Poverty levels in Burkina Faso are high with over 80% of the population surviving of subsistence farming. When Simon began working on access to health care, the monthly cost of antiretroviral medicines was more than ten times the monthly salary of an entry level civil servant. Of the 20,000 Burkinabe who needed ARVs, only 300 had access; for the rest, diagnosis was equivalent to a death sentence.
The health level of low income populations, particularly in rural areas is particularly low. Maternal and infant mortality remain high with over 16% of children dying before the age of five. Treatable maladies like malaria and diarrhea claim an unnecessary number of lives. While, each village is assigned to the closest basic health clinic in the region, these clinics are often not accessible and can be located up to 20km from the patient’s village.
Funding pours in from international donors to facilitate access to basic health care; however, national policies and prices are often not applied outside of major cities. For example, the subsidized price for birth by cesarean section is 9,000 cfa (about $18 USD); however, the staff at some health clinics charges mothers six times this amount and pockets the difference. With little access to information, citizens often don’t know the price of the health services and furthermore, they lack a mechanism or ability to negotiate the actual price. Generally receiving adequate and prompt health care requires a personal connection at the clinic. Disempowered, citizens often avoid the health clinics, preferring traditional healers, or they approach the clinic staff with the spirit of a beggar, not realizing that they have rights as a patient.
The lack of feedback mechanisms and controls in the system coupled with a fear to speak out as an individual against a more powerful force has created deep-seated frustration that when inflamed has detrimental consequences. For example, in 2011 in the city of Bobo, a woman died while giving birth in the hospital due to neglect from the nursing staff. Her furious relatives had no mechanism for recourse against the few individuals responsible. In their anger, they incited a mob which burned down the maternity ward.
Solution: What is the proposed solution? Please be specific!
Simon is building a volunteer citizen movement to advance patients’ rights and dignified health care in West Africa. In a context where the quality of health care is inconsistent and most patients feel too disempowered to ask for better health care, Simon allows all individuals to improve the local and national health care system. Simon utilizes complementary approaches to first demystify health care laws and policies and then engage diverse actors in claiming and ensuring essential health care.
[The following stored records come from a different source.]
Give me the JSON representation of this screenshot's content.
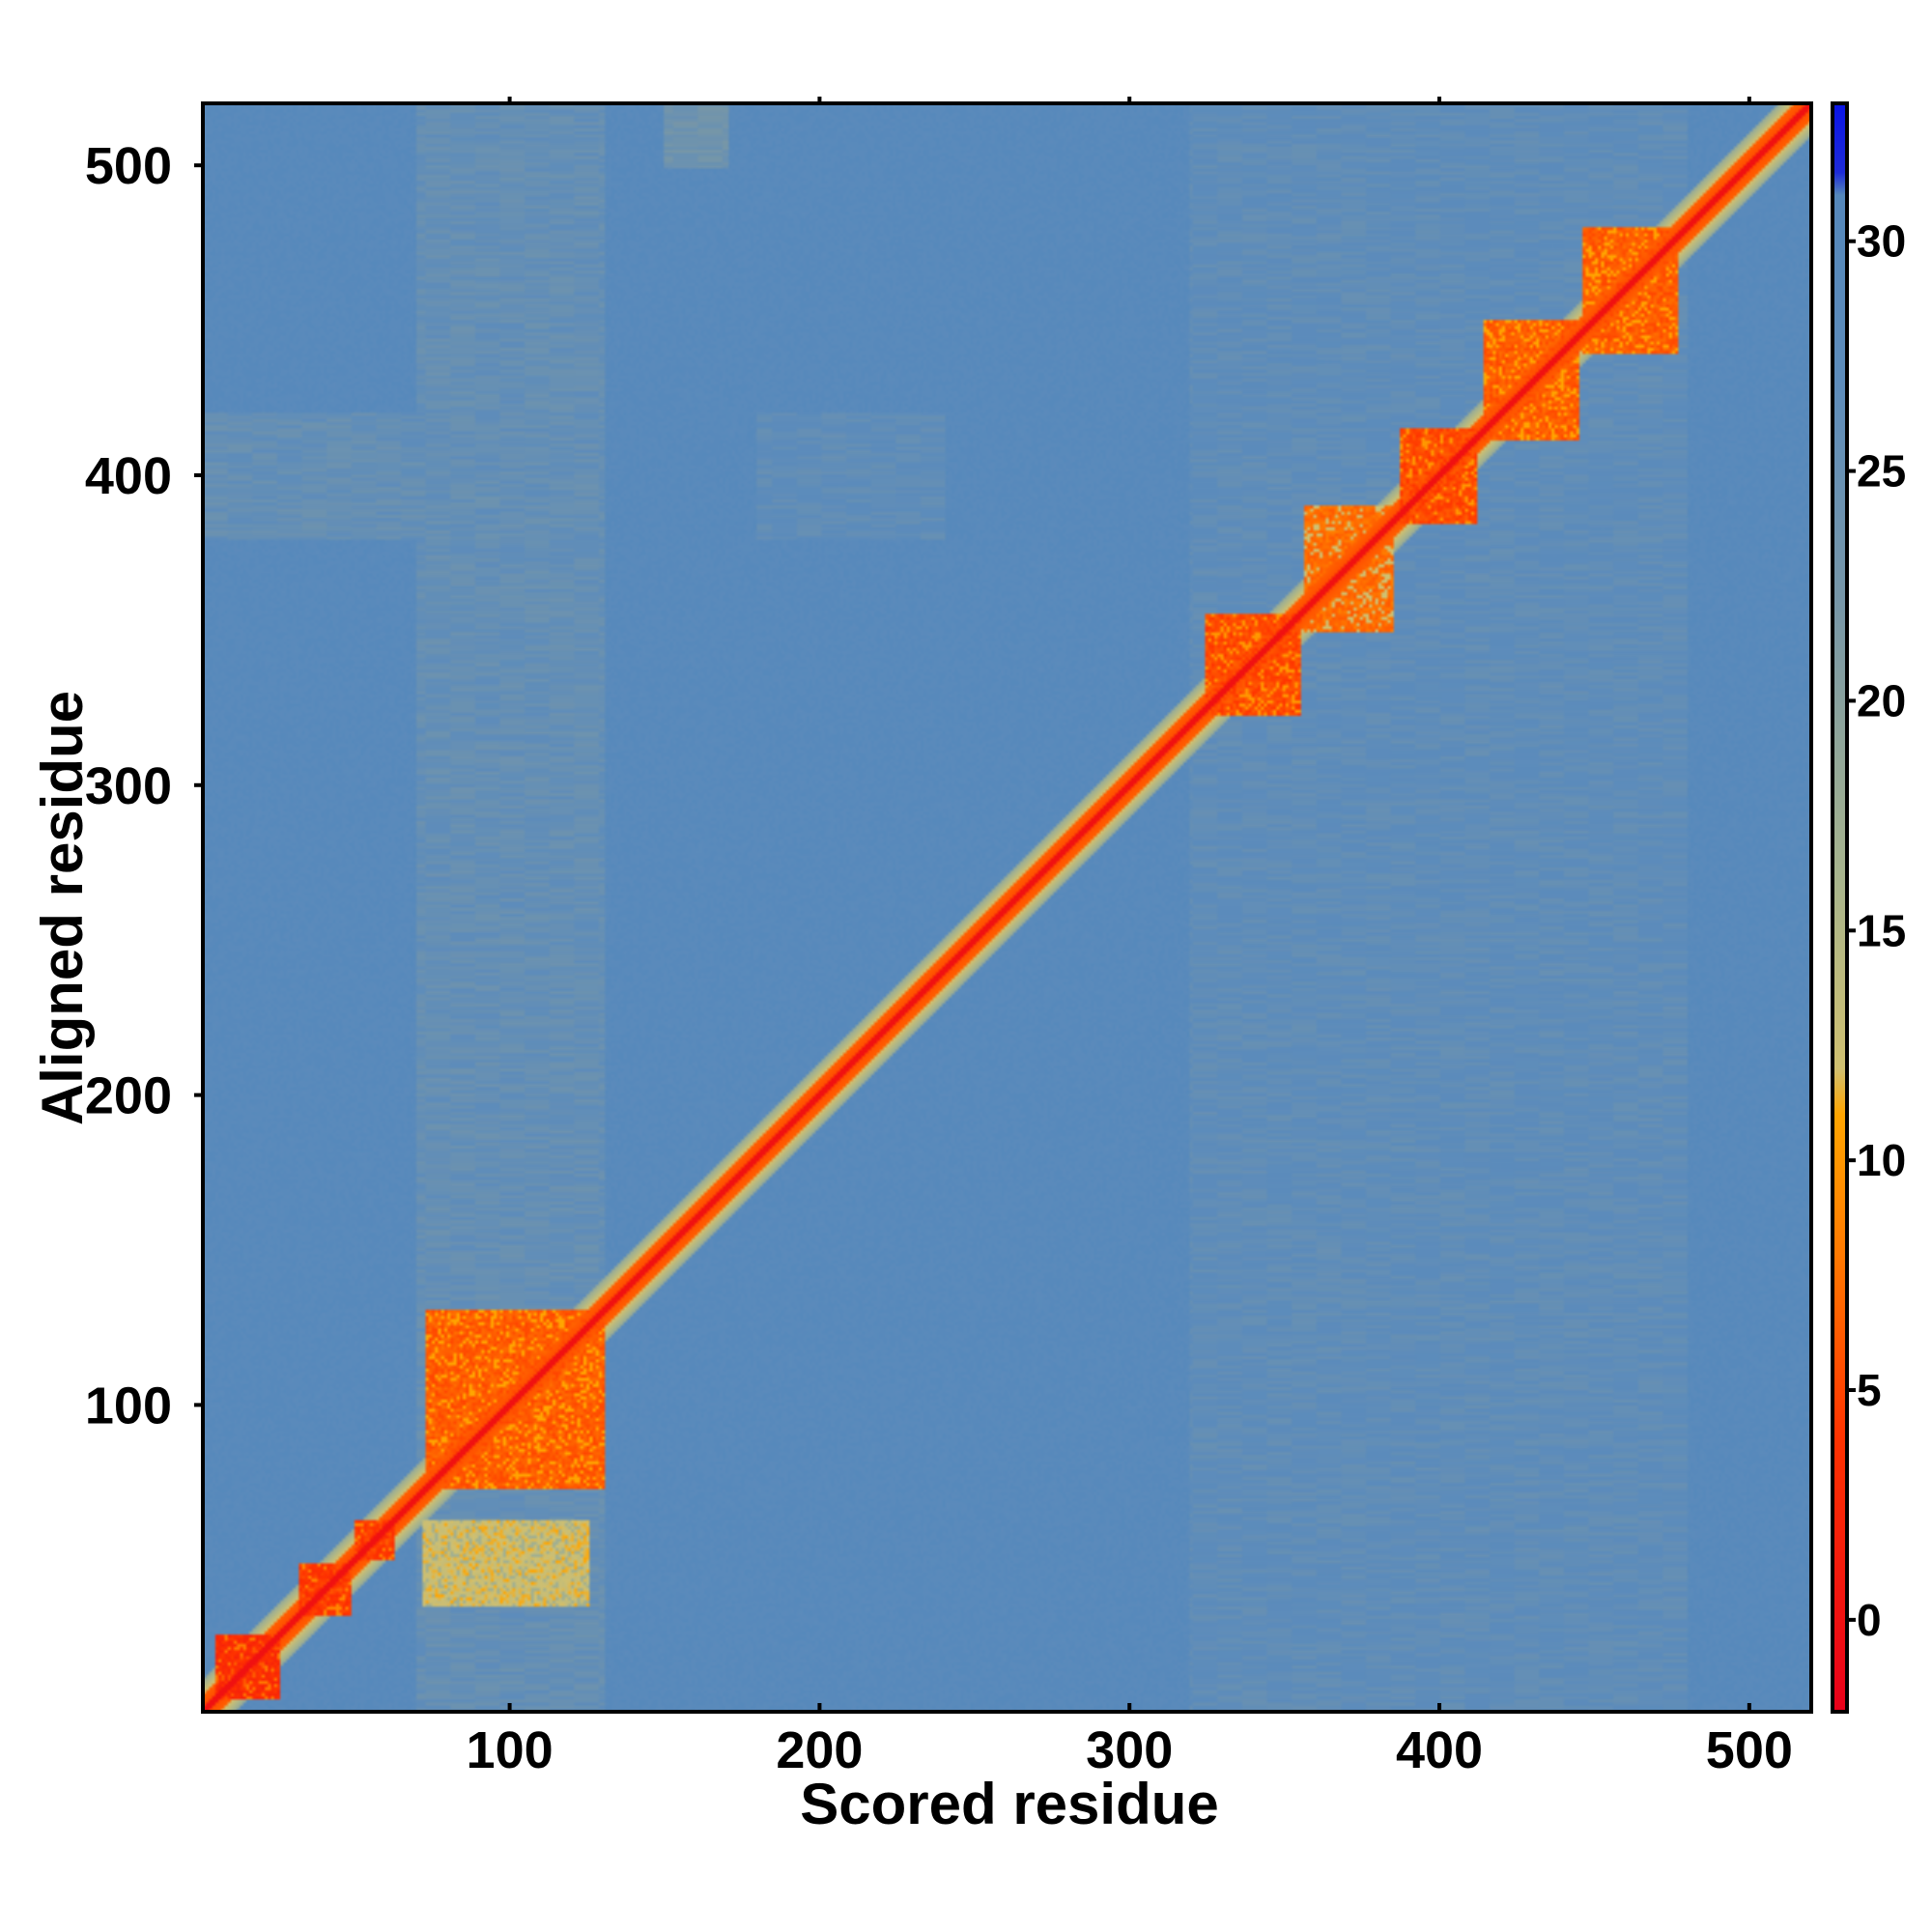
{
  "chart_data": {
    "type": "heatmap",
    "title": "",
    "xlabel": "Scored residue",
    "ylabel": "Aligned residue",
    "xlim": [
      1,
      520
    ],
    "ylim": [
      1,
      520
    ],
    "x_ticks": [
      100,
      200,
      300,
      400,
      500
    ],
    "y_ticks": [
      100,
      200,
      300,
      400,
      500
    ],
    "colorbar": {
      "range": [
        -2,
        33
      ],
      "ticks": [
        0,
        5,
        10,
        15,
        20,
        25,
        30
      ],
      "stops": [
        {
          "value": -2,
          "color": "#e8001a"
        },
        {
          "value": 4,
          "color": "#ff3300"
        },
        {
          "value": 8,
          "color": "#ff7a00"
        },
        {
          "value": 11,
          "color": "#ffa500"
        },
        {
          "value": 12,
          "color": "#d0c070"
        },
        {
          "value": 16,
          "color": "#a9b58c"
        },
        {
          "value": 22,
          "color": "#7897a7"
        },
        {
          "value": 27,
          "color": "#5d8cbb"
        },
        {
          "value": 31,
          "color": "#5588bb"
        },
        {
          "value": 31.5,
          "color": "#1e2bd8"
        },
        {
          "value": 33,
          "color": "#0a14e6"
        }
      ]
    },
    "background_value": 29,
    "diagonal": {
      "center_value": 0,
      "band_value": 5,
      "edge_value": 12
    },
    "blocks": [
      {
        "x": [
          5,
          25
        ],
        "y": [
          5,
          25
        ],
        "value": 2
      },
      {
        "x": [
          32,
          48
        ],
        "y": [
          32,
          48
        ],
        "value": 3
      },
      {
        "x": [
          50,
          62
        ],
        "y": [
          50,
          62
        ],
        "value": 3
      },
      {
        "x": [
          73,
          130
        ],
        "y": [
          73,
          130
        ],
        "value": 5
      },
      {
        "x": [
          72,
          125
        ],
        "y": [
          35,
          62
        ],
        "value": 11
      },
      {
        "x": [
          325,
          355
        ],
        "y": [
          323,
          355
        ],
        "value": 4
      },
      {
        "x": [
          357,
          385
        ],
        "y": [
          350,
          390
        ],
        "value": 6
      },
      {
        "x": [
          388,
          412
        ],
        "y": [
          385,
          415
        ],
        "value": 4
      },
      {
        "x": [
          415,
          445
        ],
        "y": [
          412,
          450
        ],
        "value": 5
      },
      {
        "x": [
          447,
          477
        ],
        "y": [
          440,
          480
        ],
        "value": 5
      }
    ],
    "features": [
      {
        "x": [
          70,
          130
        ],
        "y": [
          1,
          520
        ],
        "value": 24
      },
      {
        "x": [
          320,
          480
        ],
        "y": [
          1,
          520
        ],
        "value": 25
      },
      {
        "x": [
          1,
          130
        ],
        "y": [
          380,
          420
        ],
        "value": 24
      },
      {
        "x": [
          180,
          240
        ],
        "y": [
          380,
          420
        ],
        "value": 25
      },
      {
        "x": [
          150,
          170
        ],
        "y": [
          500,
          520
        ],
        "value": 22
      }
    ]
  }
}
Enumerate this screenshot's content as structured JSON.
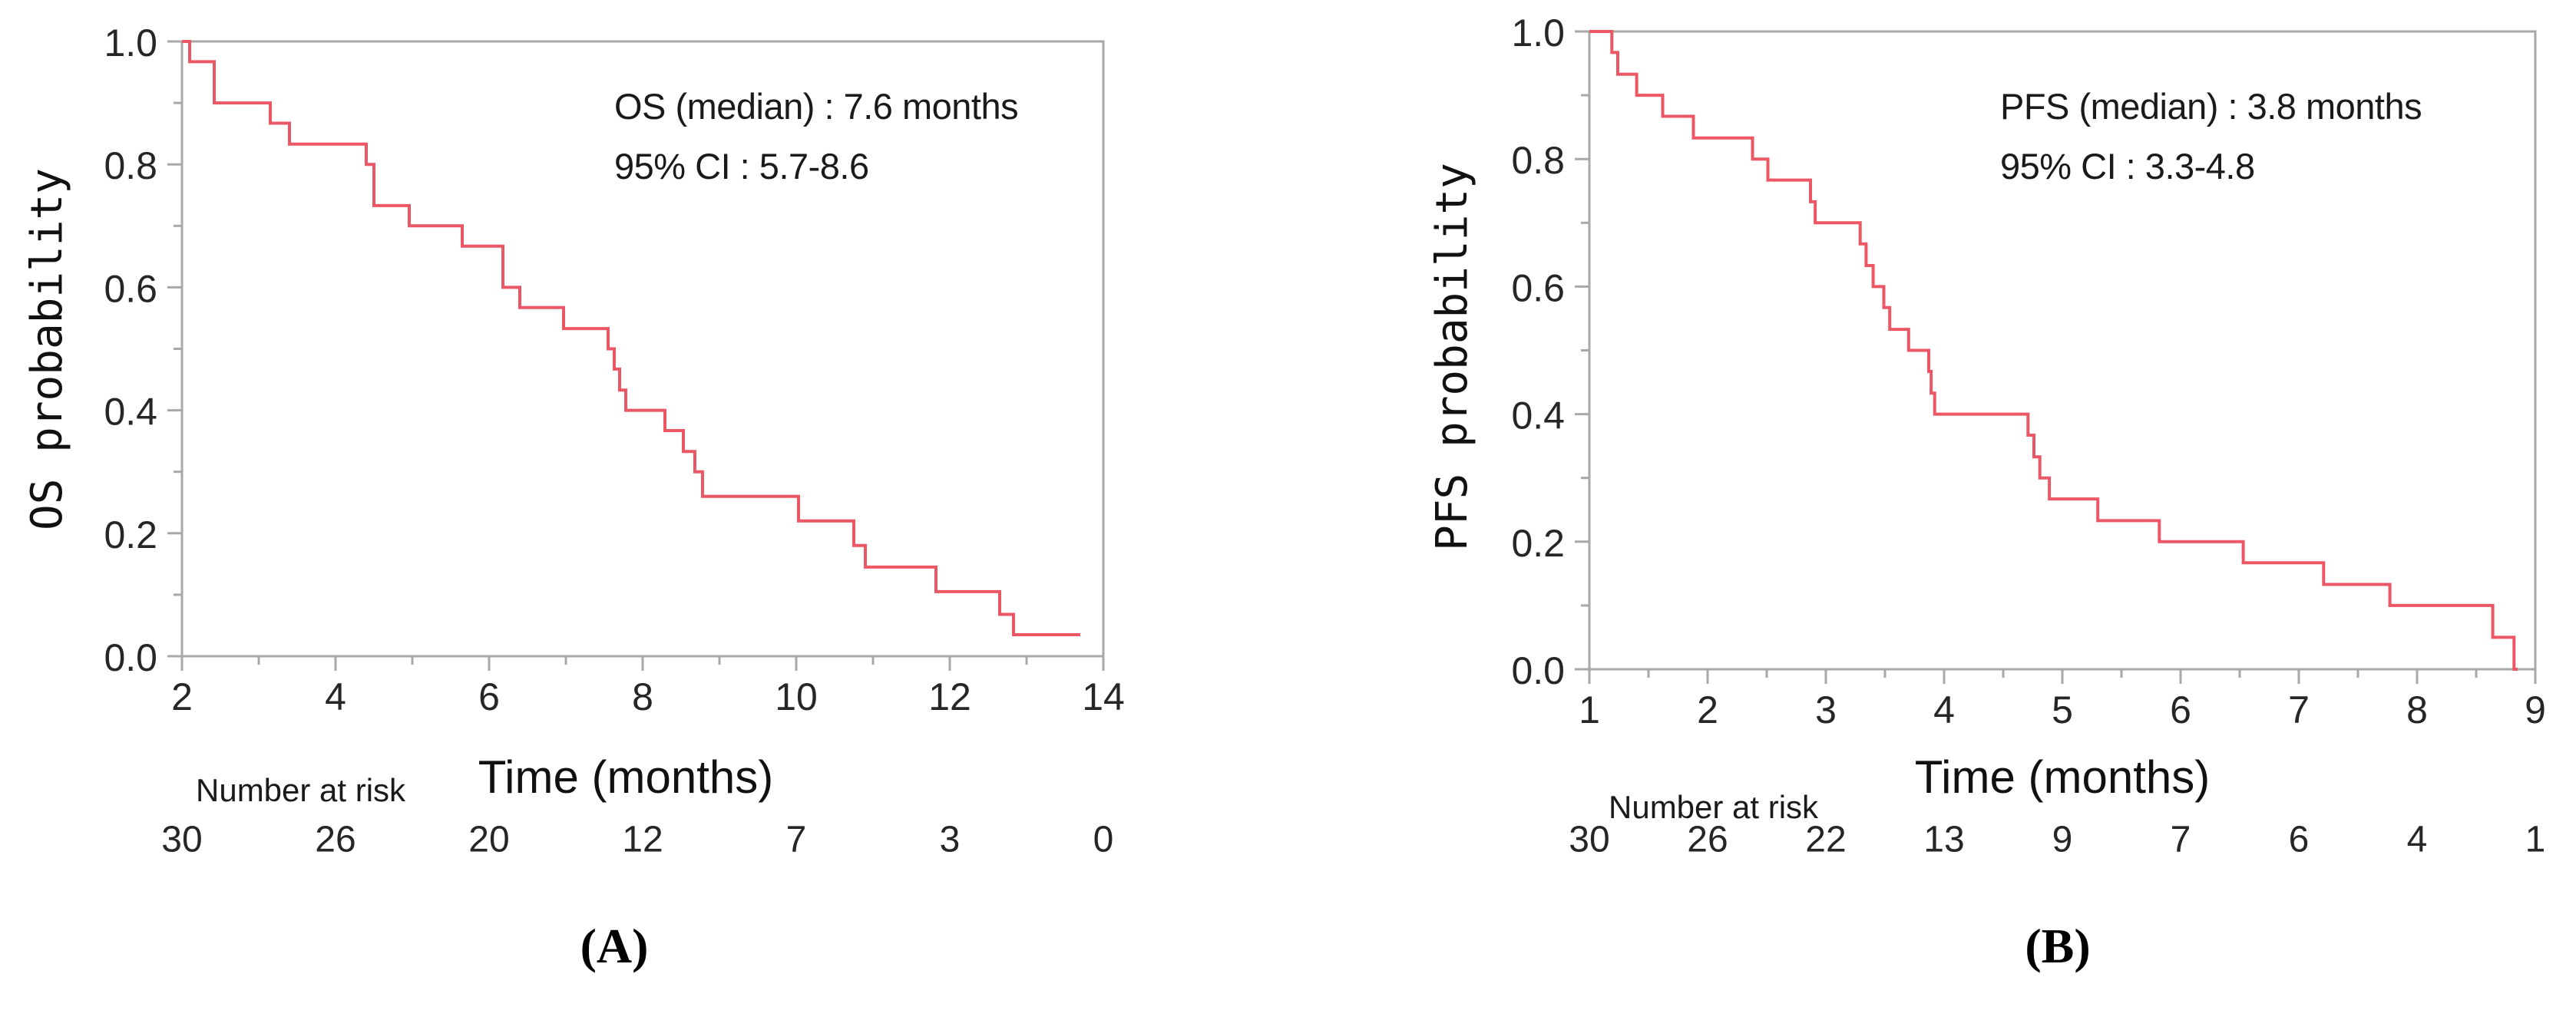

Through this movement, Simon educates the public to first understand their health rights and the commitments that have been made by their government. He utilizes a variety of approaches to reach a wide audience across segments of society including creative poster campaigns and public conversations with the government in the form of published letters in prominent national newspapers. He hosts a series of roundtable discussions with various populations—students, women, unions, religious leaders, journalists, administrative officials, etc.—targeting his messaging to their perspective. After increasing awareness of how existing health policies affect their group, Simon mobilizes these populations to lobby the government for improved patients’ rights.
Simon mobilizes this newly educated public to take ownership of their health and ensure quality in local health clinics. He has created a new communication system for healthcare accountability that bypasses existing power structures. He is initiating and mobilizing community health watchdog committees to verify that patient treatment and care at all levels –from national hospitals to remote village clinics—is fair, of high quality and that national prices and policies are applied locally. These watchdog groups are formed of highly committed volunteers who deeply understand the value of this work. They confidentially report any grievances and situations of malpractice to Simon’s organization. The organization then consolidates and synthesizes these cases and presents them to higher levels of the national health department for correction.